Mme Laurence Vichnievsky. Si l’Europe avance, à la faveur de catastrophes, j’observe des divergences entre certains États dans le domaine de l’énergie. L’Allemagne, l’Espagne, le Portugal ou la Hongrie connaissent des situations très différentes. Certains sont peu dépendants du gaz, alors que d’autres veulent accentuer les achats à la Russie : tous ne sont pas d’accord sur la réduction envisagée par l’Europe. Quelle est la position de la France et pensez-vous que les discussions pourront aboutir ?

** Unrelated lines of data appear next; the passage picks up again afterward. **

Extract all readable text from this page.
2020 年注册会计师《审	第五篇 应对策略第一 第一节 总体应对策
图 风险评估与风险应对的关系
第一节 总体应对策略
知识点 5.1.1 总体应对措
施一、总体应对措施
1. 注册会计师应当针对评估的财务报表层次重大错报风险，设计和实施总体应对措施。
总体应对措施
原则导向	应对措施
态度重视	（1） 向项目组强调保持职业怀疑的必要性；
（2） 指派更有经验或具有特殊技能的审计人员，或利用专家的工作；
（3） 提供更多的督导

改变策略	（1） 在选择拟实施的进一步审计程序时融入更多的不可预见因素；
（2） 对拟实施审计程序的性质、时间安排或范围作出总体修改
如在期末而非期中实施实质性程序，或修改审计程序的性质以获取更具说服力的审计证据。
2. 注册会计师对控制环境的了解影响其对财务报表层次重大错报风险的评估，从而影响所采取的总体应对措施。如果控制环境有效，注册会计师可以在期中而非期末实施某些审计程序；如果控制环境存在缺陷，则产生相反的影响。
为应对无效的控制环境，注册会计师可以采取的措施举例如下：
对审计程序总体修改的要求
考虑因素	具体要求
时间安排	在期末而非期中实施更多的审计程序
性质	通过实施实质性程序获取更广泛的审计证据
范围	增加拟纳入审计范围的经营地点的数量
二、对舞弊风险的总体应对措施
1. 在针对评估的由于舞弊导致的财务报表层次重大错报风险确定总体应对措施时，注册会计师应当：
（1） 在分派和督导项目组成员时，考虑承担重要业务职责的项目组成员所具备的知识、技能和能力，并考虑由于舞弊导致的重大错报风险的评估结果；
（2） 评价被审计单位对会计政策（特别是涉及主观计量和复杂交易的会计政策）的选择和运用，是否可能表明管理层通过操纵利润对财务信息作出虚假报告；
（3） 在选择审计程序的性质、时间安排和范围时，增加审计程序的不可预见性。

Mme Élise Leboucher. Ma question porte sur le Fonds européen d’aide aux plus démunis, dont dépendent 60 % de l’aide alimentaire française, celle délivrée par les banques alimentaires, le Secours populaire, les Restos du Cœur et la Croix-Rouge. En France, 8 millions de personnes relèvent de l’aide alimentaire, dont 50 % sont des enfants, souvent élevés par des mères seules qui, malgré leur travail, ne s’en sortent plus. Face à l’incapacité du Gouvernement à combattre l’inflation, combien seront-ils demain ? Je regrette que le paquet pouvoir d’achat ne soit finalement qu’une pochette-surprise pour les plus riches, un lot de consolation indigne pour les travailleuses et les travailleurs, et un bel emballage vide pour les étudiants.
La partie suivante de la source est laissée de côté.